CVE-2025-62722 is a Stored Cross-Site Scripting (XSS) vulnerability identified in Kovah LinkAce, a self-hosted web application designed to archive and share website links. The flaw exists in versions 2.3.1 and earlier within the social media sharing functionality. Specifically, the vulnerability arises because the application fails to properly neutralize input in the title field of links when generating web pages. An authenticated user can create a link with malicious HTML/JavaScript embedded in the title. When other users access the link details page, the malicious script executes in their browsers. This execution can lead to theft of session cookies, unauthorized actions performed on behalf of users, or delivery of malware payloads. The vulnerability affects multiple sharing services integrated into LinkAce, broadening the attack surface. Exploitation requires the attacker to have authenticated access to create malicious links but does not require victim interaction beyond viewing the infected page. The vulnerability has a CVSS 4.0 base score of 8.7, reflecting its high severity due to network attack vector, low attack complexity, no privileges required beyond authentication, no user interaction needed, and high impact on confidentiality and integrity. The issue was publicly disclosed on November 4, 2025, and fixed in LinkAce version 2.4.0. No known exploits have been reported in the wild to date, but the potential impact on user sessions and data integrity is significant.
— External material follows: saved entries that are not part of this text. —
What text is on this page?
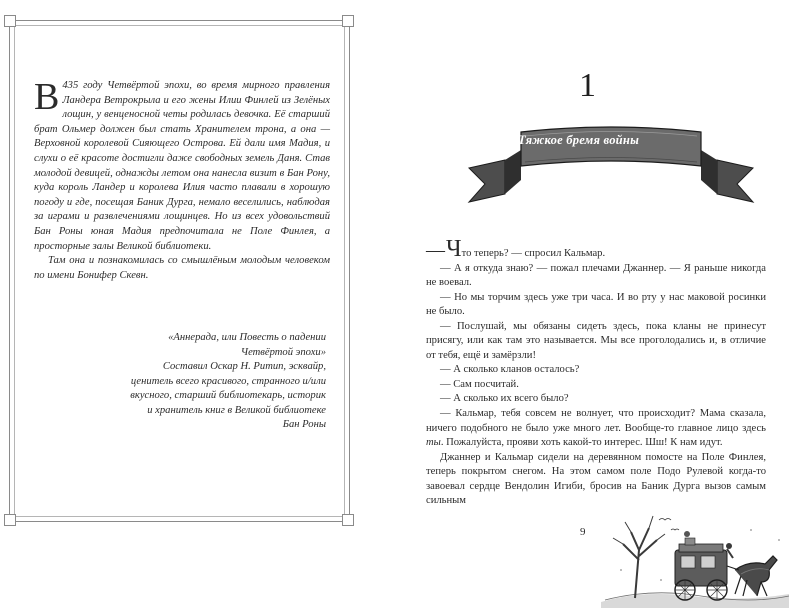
В 435 году Четвёртой эпохи, во время мирного правления Ландера Ветрокрыла и его жены Илии Финлей из Зелёных лощин, у венценосной четы родилась девочка. Её старший брат Ольмер должен был стать Хранителем трона, а она — Верховной королевой Сияющего Острова. Ей дали имя Мадия, и слухи о её красоте достигли даже свободных земель Даня. Став молодой девицей, однажды летом она нанесла визит в Бан Рону, куда король Ландер и королева Илия часто плавали в хорошую погоду и где, посещая Баник Дурга, немало веселились, наблюдая за играми и развлечениями лощинцев. Но из всех удовольствий Бан Роны юная Мадия предпочитала не Поле Финлея, а просторные залы Великой библиотеки.

Там она и познакомилась со смышлёным молодым человеком по имени Бонифер Скевн.

«Аннерада, или Повесть о падении
Четвёртой эпохи»
Составил Оскар Н. Ритип, эсквайр,
ценитель всего красивого, странного и/или
вкусного, старший библиотекарь, историк
и хранитель книг в Великой библиотеке
Бан Роны
1
Тяжкое бремя войны

—Что теперь? — спросил Кальмар.

— А я откуда знаю? — пожал плечами Джаннер. — Я раньше никогда не воевал.

— Но мы торчим здесь уже три часа. И во рту у нас маковой росинки не было.

— Послушай, мы обязаны сидеть здесь, пока кланы не принесут присягу, или как там это называется. Мы все проголодались и, в отличие от тебя, ещё и замёрзли!

— А сколько кланов осталось?

— Сам посчитай.

— А сколько их всего было?

— Кальмар, тебя совсем не волнует, что происходит? Мама сказала, ничего подобного не было уже много лет. Вообще-то главное лицо здесь ты. Пожалуйста, прояви хоть какой-то интерес. Шш! К нам идут.

Джаннер и Кальмар сидели на деревянном помосте на Поле Финлея, теперь покрытом снегом. На этом самом поле Подо Рулевой когда-то завоевал сердце Вендолин Игиби, бросив на Баник Дурга вызов самым сильным

9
For European organizations using self-hosted LinkAce instances, this vulnerability poses a serious risk to the confidentiality and integrity of user sessions and data. Attackers with authenticated access can inject malicious scripts that execute in the browsers of other users, potentially leading to session hijacking, unauthorized actions, or malware infections. This could result in data breaches, loss of user trust, and operational disruptions. Since LinkAce is often used to manage and share curated link collections, exploitation could also facilitate phishing or further lateral attacks within an organization. The impact is heightened in environments where LinkAce is integrated with sensitive workflows or where multiple users have access to the platform. Given the vulnerability affects multiple social media sharing services, the risk extends to external exposure if links are shared beyond the organization. The lack of known exploits in the wild provides a window for proactive mitigation, but the high CVSS score underscores the urgency of patching.

1. Upgrade all LinkAce instances to version 2.4.0 or later immediately to apply the official fix. 2. Restrict authenticated user permissions to only trusted personnel to minimize the risk of malicious link creation. 3. Implement web application firewalls (WAFs) with rules to detect and block common XSS payloads targeting LinkAce endpoints. 4. Conduct regular audits of link titles and shared content for suspicious HTML or JavaScript code. 5. Educate users about the risks of clicking on shared links within LinkAce and encourage reporting of unusual behavior. 6. Where possible, isolate LinkAce instances within secure network segments to limit exposure. 7. Monitor logs for unusual activity related to link creation and access patterns. 8. Consider deploying Content Security Policy (CSP) headers to restrict script execution sources on LinkAce pages. These steps go beyond generic advice by focusing on access control, monitoring, and layered defenses specific to the application context.